Getting started with Bob¶
The following tutorial constitutes a suitable starting point to get to know how to use Bob’s packages and to learn its fundamental concepts.
Multi-dimensional Arrays¶
The fundamental data structure of Bob is a multi-dimensional array. In signal processing and machine learning, arrays are a suitable representation for many different types of digital signals such as images, audio data and extracted features. For multi-dimensional arrays, we rely on NumPy. For an introduction and tutorials about NumPy ndarrays, just visit the NumPy Reference website.
Digital signals as multi-dimensional arrays¶
For Bob, we have decided to represent digital signals directly as
numpy.ndarray
rather than having dedicated classes for each type of
signals. This implies that some convention has been defined.
Vectors and matrices¶
A vector is represented as a 1D NumPy array, whereas a matrix is represented by a 2D array whose first dimension corresponds to the rows, and second dimension to the columns.
>>> import numpy
>>> A = numpy.array([[1, 2, 3], [4, 5, 6]], dtype='uint8') # A is a matrix 2x3
>>> print(A)
[[1 2 3]
[4 5 6]]
>>> b = numpy.array([1, 2, 3], dtype='uint8') # b is a vector of length 3
>>> print(b)
[1 2 3]
Images¶
Grayscale images are represented as 2D arrays, the first dimension being the height (number of rows) and the second dimension being the width (number of columns).
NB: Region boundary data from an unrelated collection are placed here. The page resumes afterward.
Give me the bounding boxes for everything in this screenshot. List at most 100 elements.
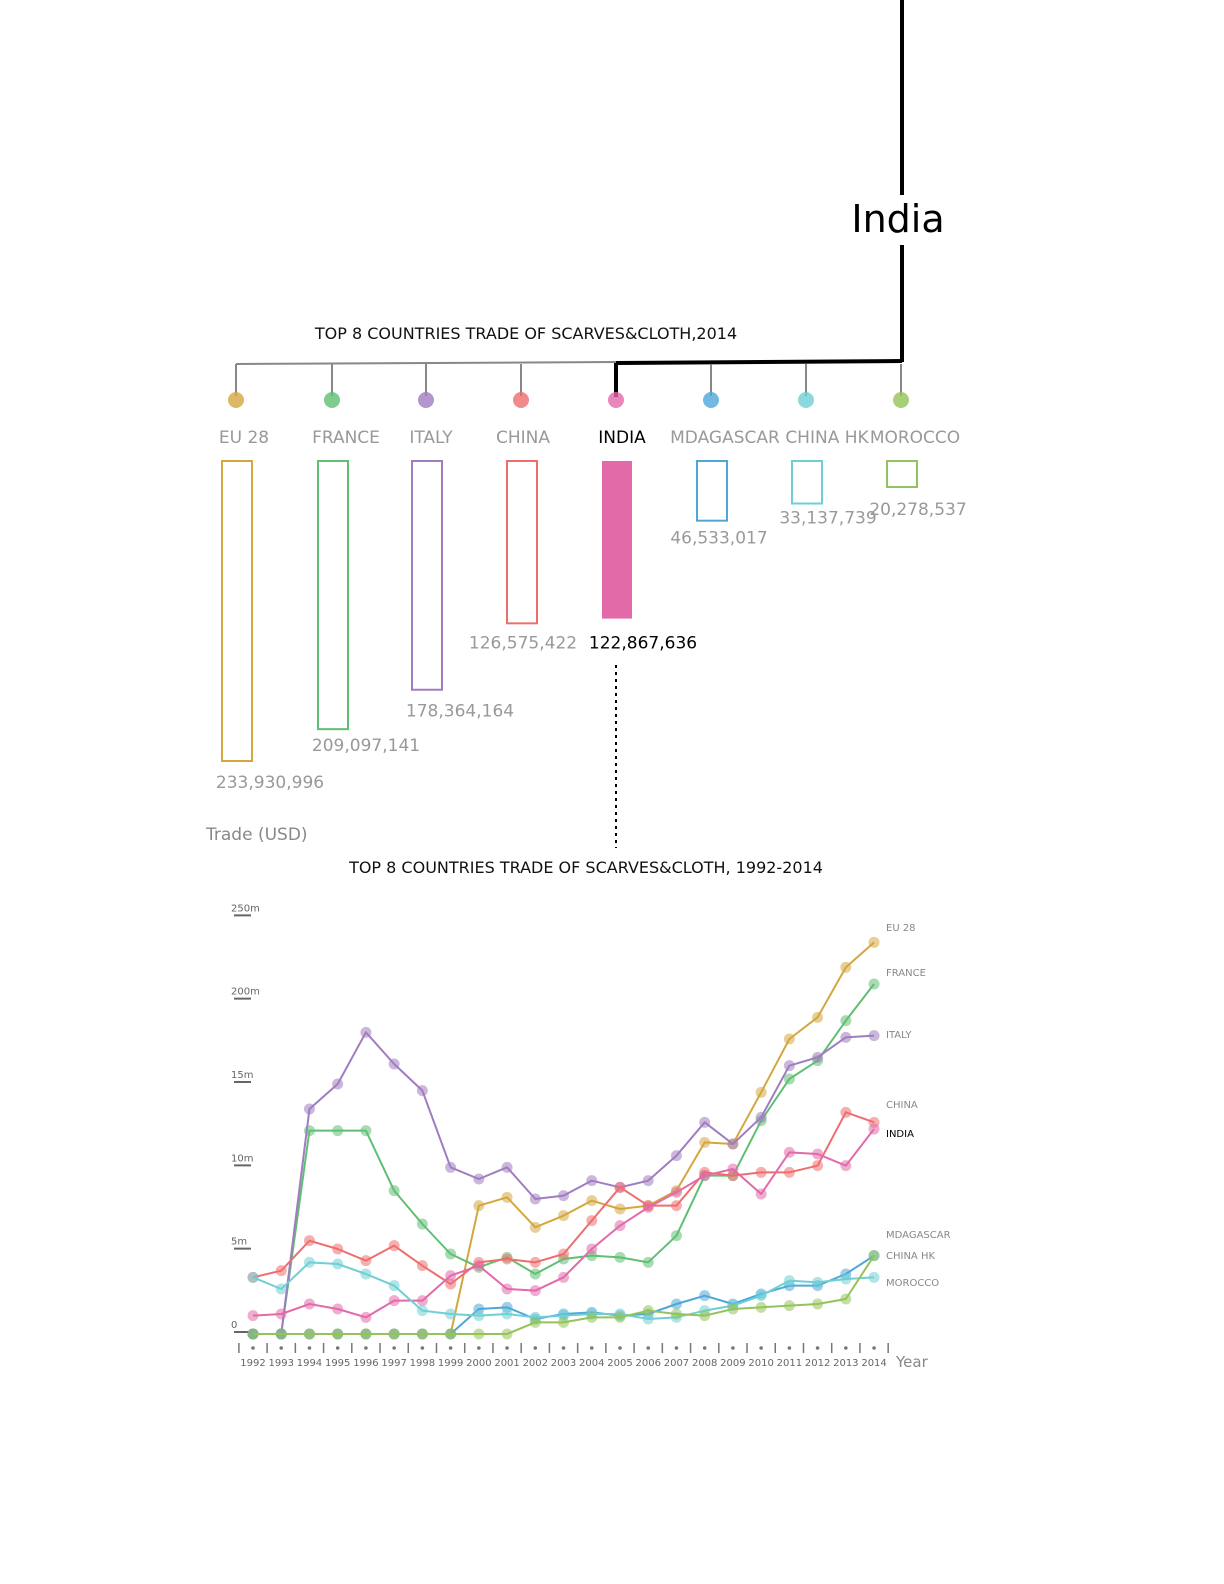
- point-china-2005: [614, 1181, 626, 1193]
- point-italy-2010: [755, 1111, 767, 1123]
- node-dot-eu-28: [228, 392, 244, 408]
- point-morocco-2000: [473, 1328, 485, 1340]
- point-morocco-2012: [812, 1298, 824, 1310]
- x-tick-label-1993: 1993: [269, 1358, 294, 1369]
- line-chart-title: TOP 8 COUNTRIES TRADE OF SCARVES&CLOTH, …: [348, 858, 823, 877]
- branch-line-thin: [235, 361, 617, 365]
- x-tick-label-2005: 2005: [607, 1358, 632, 1369]
- point-china-hk-2011: [783, 1275, 795, 1287]
- x-tick-label-2003: 2003: [551, 1358, 576, 1369]
- point-india-2010: [755, 1188, 767, 1200]
- node-dot-france: [324, 392, 340, 408]
- point-eu-28-2004: [586, 1195, 598, 1207]
- country-label-india: INDIA: [598, 428, 646, 448]
- point-china-hk-1998: [416, 1305, 428, 1317]
- tree-connector: [235, 0, 904, 397]
- point-morocco-1998: [416, 1328, 428, 1340]
- point-china-2011: [783, 1166, 795, 1178]
- country-label-eu-28: EU 28: [219, 428, 269, 448]
- x-dot-2005: [618, 1346, 622, 1350]
- point-india-1999: [445, 1270, 457, 1282]
- point-india-1992: [247, 1310, 259, 1322]
- point-eu-28-2011: [783, 1033, 795, 1045]
- bar-france: [317, 460, 349, 731]
- country-label-italy: ITALY: [409, 428, 453, 448]
- point-india-1995: [332, 1303, 344, 1315]
- point-morocco-1999: [445, 1328, 457, 1340]
- point-india-2012: [812, 1148, 824, 1160]
- point-italy-1996: [360, 1026, 372, 1038]
- point-france-1998: [416, 1218, 428, 1230]
- x-dot-2008: [702, 1346, 707, 1350]
- point-france-1997: [388, 1185, 400, 1197]
- point-italy-2007: [670, 1150, 682, 1162]
- point-morocco-1996: [360, 1328, 372, 1340]
- point-morocco-2008: [699, 1310, 711, 1322]
- point-india-2014: [868, 1123, 880, 1135]
- point-china-hk-1992: [247, 1271, 259, 1283]
- end-label-france: FRANCE: [886, 968, 926, 979]
- point-china-2007: [670, 1200, 682, 1212]
- point-india-1998: [416, 1295, 428, 1307]
- x-dot-1993: [279, 1346, 284, 1350]
- x-dot-1994: [307, 1346, 312, 1350]
- x-dot-1996: [364, 1346, 368, 1350]
- point-india-1997: [388, 1295, 400, 1307]
- x-tick-label-2014: 2014: [861, 1358, 886, 1369]
- point-italy-2011: [783, 1060, 795, 1072]
- point-morocco-1992: [247, 1328, 259, 1340]
- x-dot-1997: [392, 1346, 396, 1350]
- point-china-1998: [416, 1260, 428, 1272]
- x-tick-label-1998: 1998: [410, 1358, 435, 1369]
- point-china-2003: [558, 1248, 570, 1260]
- end-label-eu-28: EU 28: [886, 923, 916, 934]
- y-tick-label-250m: 250m: [231, 903, 260, 914]
- point-eu-28-2002: [529, 1221, 541, 1233]
- x-dot-2012: [815, 1346, 820, 1350]
- x-dot-1992: [251, 1346, 255, 1350]
- end-label-india: INDIA: [886, 1129, 914, 1140]
- end-label-china: CHINA: [886, 1100, 918, 1111]
- point-france-2011: [783, 1073, 795, 1085]
- end-label-china-hk: CHINA HK: [886, 1251, 935, 1262]
- point-france-2007: [670, 1230, 682, 1242]
- point-italy-1998: [416, 1085, 428, 1097]
- x-tick-label-2004: 2004: [579, 1358, 604, 1369]
- point-india-2002: [529, 1285, 541, 1297]
- point-italy-2012: [812, 1051, 824, 1063]
- x-tick-label-2006: 2006: [635, 1358, 660, 1369]
- country-label-china-hk: CHINA HK: [785, 428, 869, 448]
- point-italy-1994: [303, 1103, 315, 1115]
- point-india-2005: [614, 1220, 626, 1232]
- x-tick-label-1992: 1992: [240, 1358, 265, 1369]
- node-dot-india: [608, 392, 624, 408]
- point-italy-2003: [558, 1190, 570, 1202]
- point-india-2009: [727, 1163, 739, 1175]
- node-dot-morocco: [893, 392, 909, 408]
- point-eu-28-2013: [840, 961, 852, 973]
- y-tick-label-200m: 200m: [231, 987, 260, 998]
- point-italy-2006: [642, 1175, 654, 1187]
- point-china-hk-1994: [303, 1256, 315, 1268]
- x-tick-label-1997: 1997: [381, 1358, 406, 1369]
- point-india-2003: [558, 1271, 570, 1283]
- x-dot-1995: [335, 1346, 340, 1350]
- point-italy-2000: [473, 1173, 485, 1185]
- end-label-italy: ITALY: [886, 1030, 912, 1041]
- point-china-1994: [303, 1235, 315, 1247]
- point-morocco-1994: [303, 1328, 315, 1340]
- point-morocco-2011: [783, 1300, 795, 1312]
- x-dot-2006: [646, 1346, 651, 1350]
- point-india-1994: [303, 1298, 315, 1310]
- point-china-hk-2014: [868, 1271, 880, 1283]
- point-china-hk-1999: [445, 1308, 457, 1320]
- point-china-hk-2012: [812, 1276, 824, 1288]
- point-morocco-2006: [642, 1305, 654, 1317]
- y-tick-label-10m: 10m: [231, 1153, 253, 1164]
- point-china-hk-2013: [840, 1273, 852, 1285]
- point-china-hk-2010: [755, 1290, 767, 1302]
- x-dot-2014: [872, 1346, 876, 1350]
- node-dot-china: [513, 392, 529, 408]
- point-france-2002: [529, 1268, 541, 1280]
- x-tick-label-1996: 1996: [353, 1358, 378, 1369]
For instance:
>>> img = numpy.ndarray((480,640), dtype='uint8')
img
which is a 2D array can be seen as a gray-scale image of
dimension 640 (width) by 480 (height). In addition, img
can be seen
as a matrix with 480 rows and 640 columns. This is the reason why we
have decided that for images, the first dimension is the height and the
second one the width, such that it matches the matrix convention as
well.
Color images are represented as 3D arrays, the first dimension being
the number of color planes, the second dimension the height and the
third the width. As an image is an array, this is the responsibility of
the user to know in which color space the content is stored.
bob.io.image
provides functions to convert Bob format images into
Matplotlib and other formats and back:
>>> import bob.io.image
>>> colored_bob_format = numpy.ndarray((3,480,640), dtype='uint8')
>>> colored_matplotlib_format = bob.io.image.to_matplotlib(colored_bob_format)
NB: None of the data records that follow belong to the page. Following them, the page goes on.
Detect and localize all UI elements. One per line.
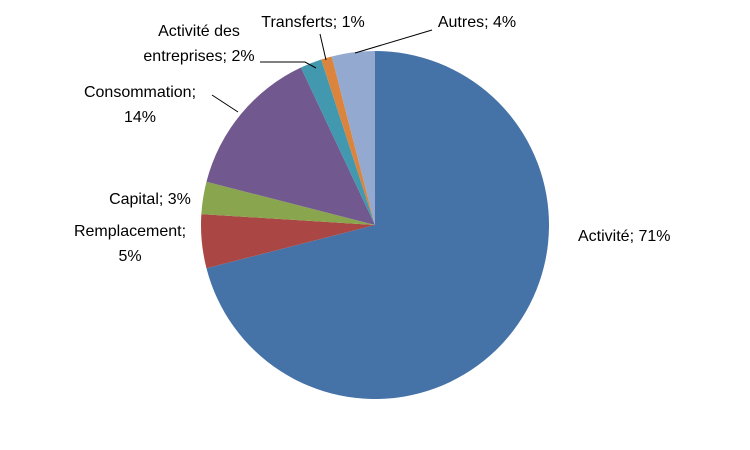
- leader-line-activite-des-entreprises: [260, 61, 317, 69]
- pie-label-capital: Capital; 3%: [109, 191, 191, 208]
- pie-label-activite: Activité; 71%: [578, 228, 670, 245]
- pie-label-activite-des-entreprises: Activité des entreprises; 2%: [143, 23, 254, 65]
- pie-slice-activite-des-entreprises: [300, 59, 375, 225]
- pie-slice-remplacement: [200, 214, 375, 269]
- leader-lines: [211, 29, 433, 113]
- pie-slice-consommation: [206, 67, 375, 225]
- pie-labels: Activité; 71% Remplacement; 5% Capital; 3% C…: [74, 14, 671, 265]
- leader-line-consommation: [211, 94, 239, 113]
- pie-label-consommation: Consommation; 14%: [84, 84, 196, 126]
- pie-slice-activite: [206, 51, 550, 399]
- pie-label-transferts: Transferts; 1%: [261, 14, 364, 31]
- pie-label-autres: Autres; 4%: [438, 14, 516, 31]
- leader-line-transferts: [319, 33, 327, 61]
- pie-slice-capital: [201, 181, 375, 225]
- pie-label-remplacement: Remplacement; 5%: [74, 223, 186, 265]
- pie-slice-autres: [331, 51, 375, 225]
- pie-slice-transferts: [321, 56, 375, 225]
- pie-slices: [200, 51, 550, 399]
- leader-line-autres: [354, 29, 433, 54]
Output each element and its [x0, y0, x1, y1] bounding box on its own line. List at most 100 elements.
>>> print(colored_matplotlib_format.shape)
[480 640 3]
>>> colored_bob_format = bob.io.image.to_bob(colored_matplotlib_format)
>>> print(colored_bob_format.shape)
[3 480 640]
>>> pillow_img = bob.io.image.bob_to_pillow(colored_bob_format)
>>> opencv_bgr = bob.io.image.bob_to_opencv(colored_bob_format)
Note
In Open Source Face Recognition Library, the images are assumed to be in range [0,255]
irrespective of their data type.
Videos¶
A video can be seen as a sequence of images over time. By convention, the first
dimension is for the frame indices (time index), whereas the remaining ones are
related to the corresponding image frame. The videos have the shape of
(N,C,H,W)
, where N
is the number of frames, H
the height, W
the
width and C
the number of color planes.
Input and output¶
Bob’s Core I/O Routines provides two generic functions bob.io.base.load
and
bob.io.base.save
to load and save data of various types, based on the
filename extension. For example, to load a .jpg
image, simply call:
>>> import bob.io.base
>>> img = bob.io.base.load("myimg.jpg")
HDF5 format, through h5py, and images, through imageio, are supported. For loading videos, use imageio-ffmpeg directly.
Machine learning¶
Expectation Maximization Machine Learning Tools provides implementation of the following methods:
K-Means clustering
Gaussian Mixture Modeling (GMM)
Joint Factor Analysis (JFA)
Inter-Session Variability (ISV)
Total Variability (TV, also known as i-vector)
Probabilistic Linear Discriminant Analysis (PLDA, also known as i-vector)
All implementations use dask to parallelize the training computation.
Database interfaces¶
Bob provides an API on top of CSV files to easily query databases. A generic implementation is provided in Bob Pipelines but packages such as Resources for biometric experiments and Running Presentation Attack Detection Experiments provide their own implementations.
Performance evaluation¶
Methods in the Bob’s Metric Routines module can be used evaluate error for multi-class or binary classification problems. Several evaluation techniques such as:
Root Mean Squared Error (RMSE)
F-score
Precision and Recall
False Positive Rate (FPR)
False Negative Rate (FNR)
Equal Error Rates (EER)
can be computed. Moreover, functionality for plotting
ROC
DET
CMC
EPC
curves are described in more detail in the Bob’s Metric Routines.